Acht Biogramme liest die Kabarettistin bis zur Pause vor, um im Anchluss mit dem Publikum ein Ratespiel der besonderen Art zu machen: „Ich lese politische Aussagen vor und frage das Publikum, ob sie von Hitler oder Höcke (Anm. d. Red.: AfD-Politiker Björn Höcke) stammen.“ Dabei stelle sich heraus, dass diese Aussagen oft nur schwer zu unterscheiden seien...
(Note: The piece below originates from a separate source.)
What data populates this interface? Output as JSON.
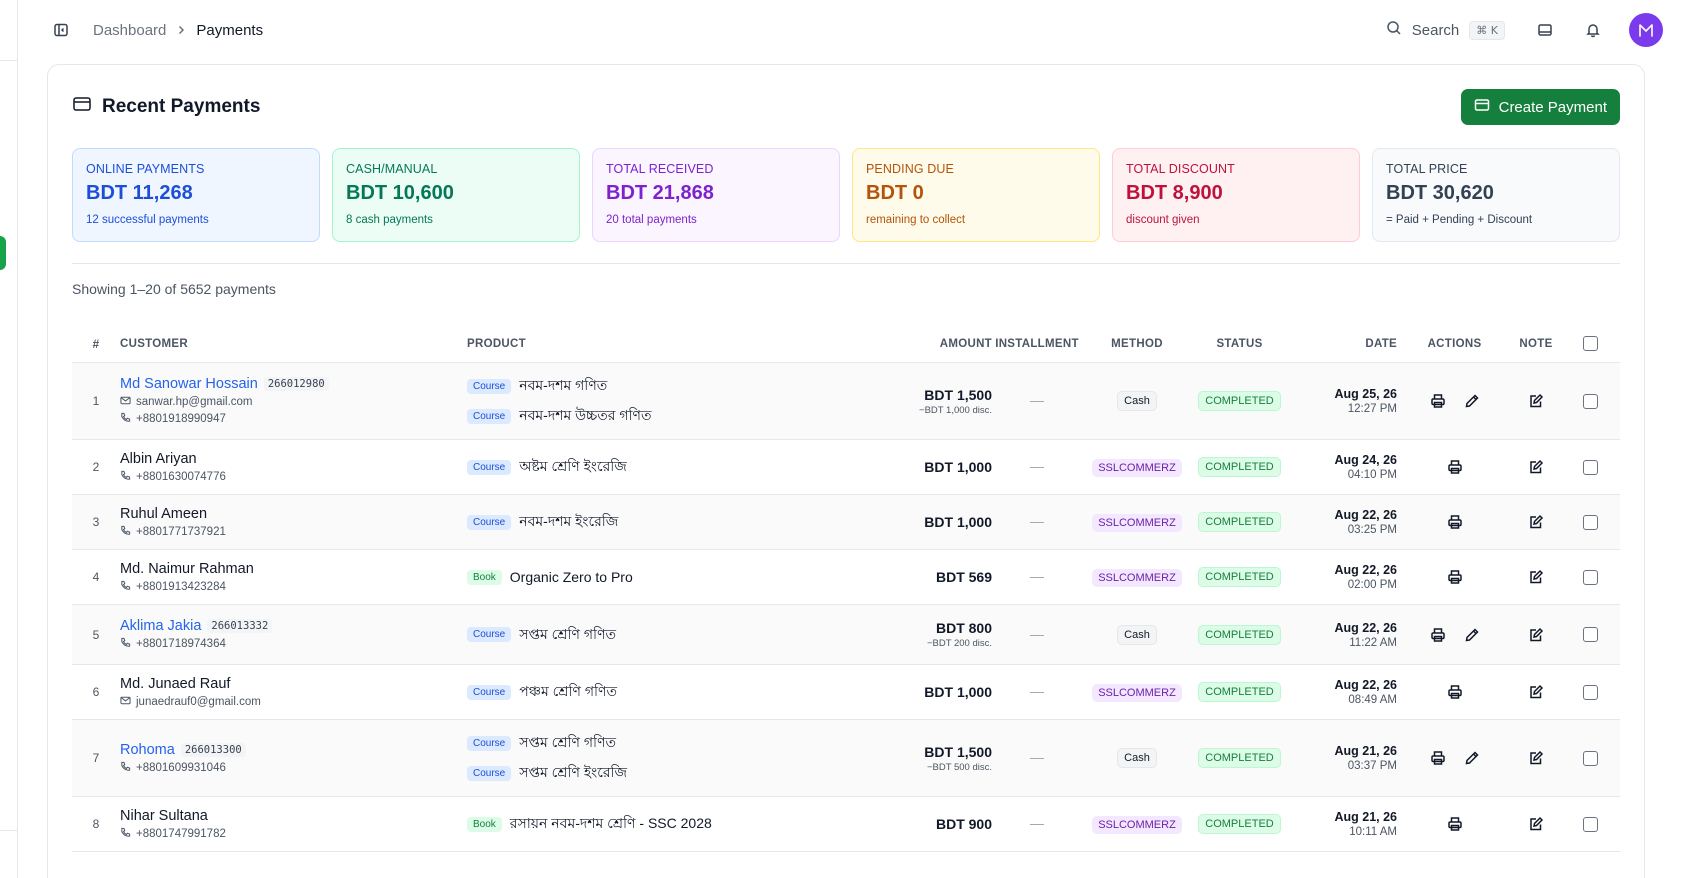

Ihr Programm „Warum ich Nazi wurde“ bietet Münch auch für Schulen oder andere Bildungseinrichtungen an. Der Eintritt von fünf Euro gehe an karitative Zwecke. Sie selbst engagiert sich seit Jahren selbst ehrenamtlich, zum Beispiel mit Deutsch-
unterricht in der Flüchtlingshilfe.
Der nächste Lese-Termin von Münch findet am 13. Februar in der Melanchthonkirche, Königsallee 46, statt. Beginn19 Uhr.